Al final, todas las bajadas y todas las subidas se acaban
pareciendo.
Estos tiempos de pausa hay que aprovecharlos para tomar
notas, para escribir algo aunque al final no merezca la pena, aunque acabe en
el olvido de una papelera que se recicla de manera constante. Lo hago. Escribo.
Y escribo distinto porque ya no escribo para nadie.
No quiero escribir para nadie más que no sea yo misma.
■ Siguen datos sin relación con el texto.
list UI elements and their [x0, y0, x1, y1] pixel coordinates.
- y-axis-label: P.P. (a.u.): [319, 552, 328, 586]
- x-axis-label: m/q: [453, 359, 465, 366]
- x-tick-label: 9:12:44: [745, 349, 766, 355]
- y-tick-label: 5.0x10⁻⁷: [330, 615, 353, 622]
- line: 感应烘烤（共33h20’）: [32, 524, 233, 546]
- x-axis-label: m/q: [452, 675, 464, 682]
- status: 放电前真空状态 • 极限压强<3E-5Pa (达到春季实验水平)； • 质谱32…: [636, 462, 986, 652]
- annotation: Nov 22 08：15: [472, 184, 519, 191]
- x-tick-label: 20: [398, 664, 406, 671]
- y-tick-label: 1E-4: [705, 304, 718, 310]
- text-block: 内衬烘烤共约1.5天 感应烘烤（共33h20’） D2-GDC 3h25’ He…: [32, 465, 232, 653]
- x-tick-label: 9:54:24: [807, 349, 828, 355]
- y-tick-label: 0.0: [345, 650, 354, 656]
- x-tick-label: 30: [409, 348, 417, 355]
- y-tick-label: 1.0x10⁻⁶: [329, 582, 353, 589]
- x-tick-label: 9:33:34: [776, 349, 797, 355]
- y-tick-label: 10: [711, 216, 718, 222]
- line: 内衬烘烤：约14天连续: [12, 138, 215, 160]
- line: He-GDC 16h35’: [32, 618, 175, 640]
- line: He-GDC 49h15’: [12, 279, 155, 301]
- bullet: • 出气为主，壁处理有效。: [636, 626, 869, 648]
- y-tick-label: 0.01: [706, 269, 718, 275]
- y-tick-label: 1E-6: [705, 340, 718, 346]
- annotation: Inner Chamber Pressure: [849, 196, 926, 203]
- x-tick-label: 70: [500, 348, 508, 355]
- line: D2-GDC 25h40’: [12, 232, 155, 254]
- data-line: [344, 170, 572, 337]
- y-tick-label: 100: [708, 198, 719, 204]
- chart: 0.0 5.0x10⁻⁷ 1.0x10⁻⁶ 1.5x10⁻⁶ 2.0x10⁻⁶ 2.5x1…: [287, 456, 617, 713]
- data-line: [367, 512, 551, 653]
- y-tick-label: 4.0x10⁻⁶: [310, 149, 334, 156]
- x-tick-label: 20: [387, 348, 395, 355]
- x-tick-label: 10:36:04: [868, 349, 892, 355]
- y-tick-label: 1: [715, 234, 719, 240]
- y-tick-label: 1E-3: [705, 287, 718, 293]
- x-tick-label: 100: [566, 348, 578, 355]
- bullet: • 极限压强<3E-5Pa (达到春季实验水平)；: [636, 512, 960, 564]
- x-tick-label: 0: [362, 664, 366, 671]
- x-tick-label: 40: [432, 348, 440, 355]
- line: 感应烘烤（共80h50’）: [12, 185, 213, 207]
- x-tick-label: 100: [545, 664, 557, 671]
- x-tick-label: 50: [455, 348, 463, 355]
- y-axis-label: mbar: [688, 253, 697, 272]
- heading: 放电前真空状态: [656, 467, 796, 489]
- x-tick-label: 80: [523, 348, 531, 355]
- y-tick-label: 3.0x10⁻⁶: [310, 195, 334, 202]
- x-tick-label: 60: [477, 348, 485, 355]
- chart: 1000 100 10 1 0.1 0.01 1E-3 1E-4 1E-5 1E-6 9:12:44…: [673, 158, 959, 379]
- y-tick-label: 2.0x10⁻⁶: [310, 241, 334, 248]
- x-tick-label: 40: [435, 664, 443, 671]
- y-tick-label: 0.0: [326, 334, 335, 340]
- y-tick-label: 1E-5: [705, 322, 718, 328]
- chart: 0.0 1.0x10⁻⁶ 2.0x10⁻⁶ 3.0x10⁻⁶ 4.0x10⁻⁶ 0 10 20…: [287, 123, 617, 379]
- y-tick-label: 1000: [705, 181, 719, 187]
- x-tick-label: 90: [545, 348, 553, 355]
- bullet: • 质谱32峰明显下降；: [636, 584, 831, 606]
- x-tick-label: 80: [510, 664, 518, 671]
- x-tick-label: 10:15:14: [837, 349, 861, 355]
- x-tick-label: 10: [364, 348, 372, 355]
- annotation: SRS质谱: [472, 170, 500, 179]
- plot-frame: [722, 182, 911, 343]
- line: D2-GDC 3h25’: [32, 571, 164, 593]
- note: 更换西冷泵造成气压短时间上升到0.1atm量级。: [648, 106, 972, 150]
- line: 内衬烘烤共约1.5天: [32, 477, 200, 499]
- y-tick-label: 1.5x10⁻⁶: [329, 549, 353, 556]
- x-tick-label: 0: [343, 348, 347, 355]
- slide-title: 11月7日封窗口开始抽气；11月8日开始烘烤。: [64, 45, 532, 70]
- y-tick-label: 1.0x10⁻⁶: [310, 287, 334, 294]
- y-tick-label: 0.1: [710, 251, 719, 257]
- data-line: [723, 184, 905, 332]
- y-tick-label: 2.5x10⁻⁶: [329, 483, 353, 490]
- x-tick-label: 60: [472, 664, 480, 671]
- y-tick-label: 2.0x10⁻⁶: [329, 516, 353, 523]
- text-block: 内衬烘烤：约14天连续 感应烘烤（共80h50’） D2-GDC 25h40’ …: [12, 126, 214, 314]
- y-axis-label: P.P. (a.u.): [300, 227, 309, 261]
Me he cansado de perseguir lo que se me escapa, de buscar
sueños inalcanzables, de dejarme la piel en cada palabra que trata de acercarme
a un lector. No esas que se quedan en los relatos o en las novelas, sino las
otras, las necesarias para que otros ojos se posen en las primeras. El precio del tiempo moderno, que obliga al escritor -pobre- a ser su propio publicista. Es agotador
y distrae, quema mucho y mi piel arde ya desde hace tiempo. Tiene un tono que
ya no es saludable, ya no es un bronceado atractivo, sino más bien un marrón
preocupante. Tanto sol, acabaré enfermando, así que abro mi sombrilla, me
siento debajo y me quedaré escuchando al viento que sopla entre los pinos de mi pinar. Lo que quiera contarme.
La cuesta, cuesta. No imaginaba que tanto, y mira que esta
vez, con el bagaje de la experiencia, pensaba que sería capaz de domar miedos y emociones. Pero no, sigo igual, torpe para este tiempo
de calma en el que me manejo muy mal.
Me siento egoísta por extrañar la luz. Es un
solo foco el que necesitaba, lo justo para orientarme yo, no para que nadie me
viera. Uno pequeñito. El menos destacado del escenario, pero no está oscuro. Me ha
vuelto a tocar bailar en la sombra y me voy golpeando los dedos de los pies con
las esquinas de muebles invisibles para mí. Y esta vez, en lugar de ahogar el
grito, me entran ganas de chillar muy, muy fuerte.
Supongo que solo será hasta que vuelva la luz.